Teilnahme an innovativen Therapieansätzen

Komplexe Behandlungsabläufe verbessern

Unsere Klinik nimmt im Rahmen des Onkologischen Zentrums im Marienhospital an nationalen und internationalen Studien teil. Daher können wir unseren Patienten je nach Krankheitsverlauf innovative, noch nicht fest etablierte Therapiekonzepte anbieten. In diesen Studien versuchen wir, den Ablauf komplexer Behandlungen mittels Strahlentherapie, Chemotherapie und Operation zu optimieren. Besonderes Interesse legen wir hierbei auf die Wechselwirkungen von Medikamenten und Strahlentherapie im Tumor und im gesunden Gewebe.
 

Was sind eigentlich klinische Studien?

Klinische Studien oder Prüfungen sind wissenschaftliche Untersuchungen. Darin werden in der Regel neu entwickelte Arzneimittel überprüft und auf ihre Wirksamkeit und Unbedenklichkeit gegenüber Patienten bzw. gesunden Personen getestet. Auf der Grundlage dieser Studien können wir je nach Tumorart zukünftig eine wissenschaftlich gut belegte Behandlungsform der Erkrankung anbieten. Wovon Sie als Patient unmittelbar profitieren.
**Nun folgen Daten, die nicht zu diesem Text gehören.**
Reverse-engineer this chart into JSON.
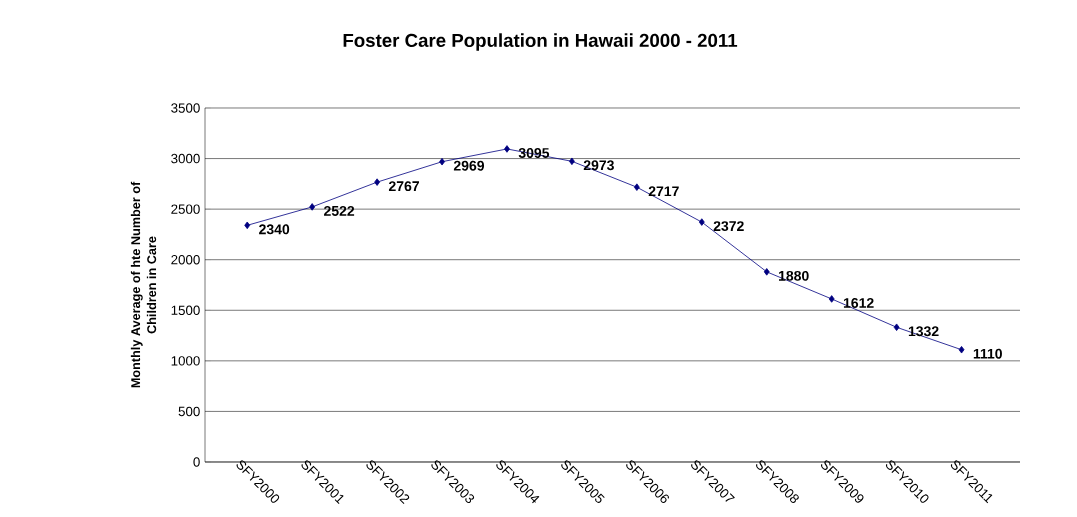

Informationen über aktuell laufende klinische Studien erhalten Sie auf der Seite unseres Studienzentrums.

Interne und externe Kooperationen

Für bestmögliche Heilung oder Schmerzlinderung sorgen

Je nach Tumorart und Krankheitsstadium erhalten manche unserer Patienten eine Kombinationsbehandlung aus Operation, Systemtherapie (Chemotherapie) und Strahlentherapie. Mit solch „multimodalen Therapieansätzen“ versuchen wir, eine möglichst gute Heilungschance zu erreichen oder zumindest eine Linderung der Beschwerden herbeizuführen. 
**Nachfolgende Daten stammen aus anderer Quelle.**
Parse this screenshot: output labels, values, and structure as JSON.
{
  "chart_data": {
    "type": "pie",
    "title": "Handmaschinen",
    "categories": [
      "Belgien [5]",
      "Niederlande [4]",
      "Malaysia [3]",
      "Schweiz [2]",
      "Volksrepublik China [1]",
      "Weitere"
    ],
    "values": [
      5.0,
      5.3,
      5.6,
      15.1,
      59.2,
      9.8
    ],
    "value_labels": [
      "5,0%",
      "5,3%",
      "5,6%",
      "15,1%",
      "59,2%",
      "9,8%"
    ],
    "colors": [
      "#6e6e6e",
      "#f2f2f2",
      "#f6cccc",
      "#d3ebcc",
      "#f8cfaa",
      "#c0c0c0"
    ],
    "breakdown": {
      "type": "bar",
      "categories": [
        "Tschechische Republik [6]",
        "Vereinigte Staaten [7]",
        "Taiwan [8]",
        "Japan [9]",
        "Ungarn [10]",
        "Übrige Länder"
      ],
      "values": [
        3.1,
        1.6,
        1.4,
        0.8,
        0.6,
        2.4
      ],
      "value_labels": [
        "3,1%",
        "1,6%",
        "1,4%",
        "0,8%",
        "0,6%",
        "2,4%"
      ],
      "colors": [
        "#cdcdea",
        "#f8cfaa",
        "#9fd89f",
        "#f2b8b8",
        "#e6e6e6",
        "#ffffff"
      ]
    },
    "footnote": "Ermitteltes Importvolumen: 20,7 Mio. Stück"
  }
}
Hierfür arbeiten wir eng mit den niedergelassenen Fachärzten zusammen. Außerdem findet ein regelmäßiger Erfahrungsaustausch zwischen den beteiligten Fachkliniken im Hause statt (wie Innere Medizin, Chirurgie, Gynäkologie oder HNO). Und zwar in der Ambulanz, am Krankenbett sowie in der Tumorkonferenz. Der Austausch garantiert eine individuelle Therapieentscheidung für jeden einzelnen unserer Patienten. Unsere interdisziplinäre Zusammenarbeit wird darüber hinaus in regelmäßigen Abständen von der Deutschen Krebsgesellschaft begutachtet. So sind unter anderem unser Onkologisches Zentrum, Brustzentrum und Darmzentrum erfolgreich zertifiziert.
 

Externe zertifizierte Kooperationen

Unsere Klinik ist auch in weiteren externen klinischen Einrichtungen im Raum Stuttgart als Hauptbehandler tätig. Und zwar:


Mitgliedschaften in externen Einrichtungen

Die Klinik für Strahlentherapie und Palliativmedizin ist des Weiteren an folgende Organisationen angeschlossen:

  • AG Mammakarzinom der Deutschen Gesellschaft für Radioonkologie (DEGRO)
  • American Society of Clinical Oncology
  • Comprehensive Cancer Center (CCC) Tübingen-Stuttgart
  • Deutsche Gesellschaft für Radioonkologie (DEGRO)
  • Deutsche Hodgkin-Studiengruppe
  • Deutsche Krebsgesellschaft e. V.
  • Europäische Gesellschaft für therapeutische Radioonkologie (ESTRO)
  • Onkologischer Schwerpunkt Stuttgart (OSP)
  • SAKO (Stuttgarter Arbeitskreis für Onkologie)
  • Südwestdeutsches Tumorzentrum der Universität Tübingen

Außerdem wird Prof. Hehr Kongresspräsident der DEGRO für 2021 sein.